On the other hand, if your site is about airline tickets,
antiques, boats, cars, collectibles, hotel accommodation, jewelry, motorcycles, musical instruments, real estate or tapestries – or any other fairly high-price products,
you could do very well by Building a Niche Store.
But forget for cds, dvds, cheap watches and things like that – unless you get a huge amount of
traffic.
You can Build a Niche Store and customise it
Now I’ve got that out of the way, lets’ look at the potential of Build a Niche Store. Are they
malls? Or are they customised? Well, the first thing is that you can customise the store to suit any eBay sub-category. These are quite small niches and this shows
that Build a Niche Store does allow you to build a genuine niche store – it is not a mall.

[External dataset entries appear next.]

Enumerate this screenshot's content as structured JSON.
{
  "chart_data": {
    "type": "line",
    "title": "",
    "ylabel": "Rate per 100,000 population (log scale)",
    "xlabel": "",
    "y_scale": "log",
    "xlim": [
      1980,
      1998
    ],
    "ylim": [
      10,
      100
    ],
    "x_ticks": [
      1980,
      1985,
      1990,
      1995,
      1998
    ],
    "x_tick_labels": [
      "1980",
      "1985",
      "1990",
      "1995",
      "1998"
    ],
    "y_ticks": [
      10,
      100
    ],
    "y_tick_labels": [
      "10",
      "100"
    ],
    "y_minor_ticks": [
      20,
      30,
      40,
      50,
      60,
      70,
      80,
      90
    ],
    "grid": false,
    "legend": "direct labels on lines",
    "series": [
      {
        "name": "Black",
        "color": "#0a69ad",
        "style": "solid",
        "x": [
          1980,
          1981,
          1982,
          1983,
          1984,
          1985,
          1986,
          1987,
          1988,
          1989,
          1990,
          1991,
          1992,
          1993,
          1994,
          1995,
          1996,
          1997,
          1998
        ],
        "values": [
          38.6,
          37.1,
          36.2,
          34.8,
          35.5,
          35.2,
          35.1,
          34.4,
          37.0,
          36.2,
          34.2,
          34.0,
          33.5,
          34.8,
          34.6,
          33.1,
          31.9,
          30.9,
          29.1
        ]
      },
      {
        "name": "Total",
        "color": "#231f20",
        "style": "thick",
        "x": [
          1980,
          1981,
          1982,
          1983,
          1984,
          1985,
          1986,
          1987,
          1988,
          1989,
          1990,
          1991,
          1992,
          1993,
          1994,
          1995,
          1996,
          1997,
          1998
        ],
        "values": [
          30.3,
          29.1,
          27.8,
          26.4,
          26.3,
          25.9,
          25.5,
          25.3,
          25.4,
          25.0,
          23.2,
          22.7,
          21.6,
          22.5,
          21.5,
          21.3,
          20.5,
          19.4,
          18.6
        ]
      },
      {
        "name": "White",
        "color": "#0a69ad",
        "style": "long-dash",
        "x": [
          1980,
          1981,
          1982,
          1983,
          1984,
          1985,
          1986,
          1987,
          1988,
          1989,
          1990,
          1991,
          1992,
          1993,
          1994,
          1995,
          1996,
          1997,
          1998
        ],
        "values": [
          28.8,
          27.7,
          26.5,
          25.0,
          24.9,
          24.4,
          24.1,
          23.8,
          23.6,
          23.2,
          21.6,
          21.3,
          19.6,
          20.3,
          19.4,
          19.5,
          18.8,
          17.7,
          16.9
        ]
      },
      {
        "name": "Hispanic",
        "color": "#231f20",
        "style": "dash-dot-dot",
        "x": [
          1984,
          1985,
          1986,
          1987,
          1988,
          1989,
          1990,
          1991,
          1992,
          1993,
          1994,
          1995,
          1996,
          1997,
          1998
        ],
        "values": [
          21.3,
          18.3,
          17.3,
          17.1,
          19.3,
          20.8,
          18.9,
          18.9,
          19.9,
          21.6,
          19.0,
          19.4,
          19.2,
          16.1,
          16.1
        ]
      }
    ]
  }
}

The second thing is that the product is well documented, and
installation is simple. But what if you want to link from one page about, say, Callaway golf clubs to these products in eBay? Well, if you can’t do it directly, Build a
Niche Store’s support team will write a few lines of script for you.
Also, Build a Niche Store does have a truly excellent support system, which is good to
know.
By the way, there is one more problem with Build a Niche Store. At present you can only sell US products, which is fine if you live in the USA or
Canada, but not much good if most of your customers come from Australia, the UK, or Europe – or anywhere else.
An update for Build a Niche Store that will
allow you to choose either ebay.co.uk (UK) or ebay.com.au (Australia) is coming, so you need to hold fire and ask them when it is happening if you live in those
countries.
You can get your pages ranked by the search engines
But back to where we are today. Will your Build a Niche Store get ranked? New
pages like this always do best if they are added to an established site, so that is the way to go if you can. Otherwise it will take a bit longer to get
indexed.
But what about ranking? Won’t it be obvious that all the content when you Build a Niche Store is the same as eBay’s? Yes and no. The first thing
about ranking is that your content needs to be relevant and interesting – this will be OK so long as you really match the eBay products you are promoting with the rest
of your site – that’s essential. You can do this with Build a Niche Store, but make sure you do.
Is duplicate content a problem?
What about the
problem of duplicate content? Well, although it obvious that when you Build a Niche Store, it contains affiliate pages, they are unlikely to be the same as the ones
Google or Yahoo spider at eBay. This is because they will not spider your site daily, and at exactly the same time as eBay’s pages. The whole point about eBay is
that auctions are starting and ending every minute, so the content differs every minute.
In fact, if you Build a Niche Store you will get fresh content each time
someone clicks – the search engines like fresh content so this a bonus. But because your content is just a ‘snapshot’ of eBay it is very unlikely that you will fall foul of
the duplicate content problem – and in fact the guys who devised Build a Niche Store took this into account.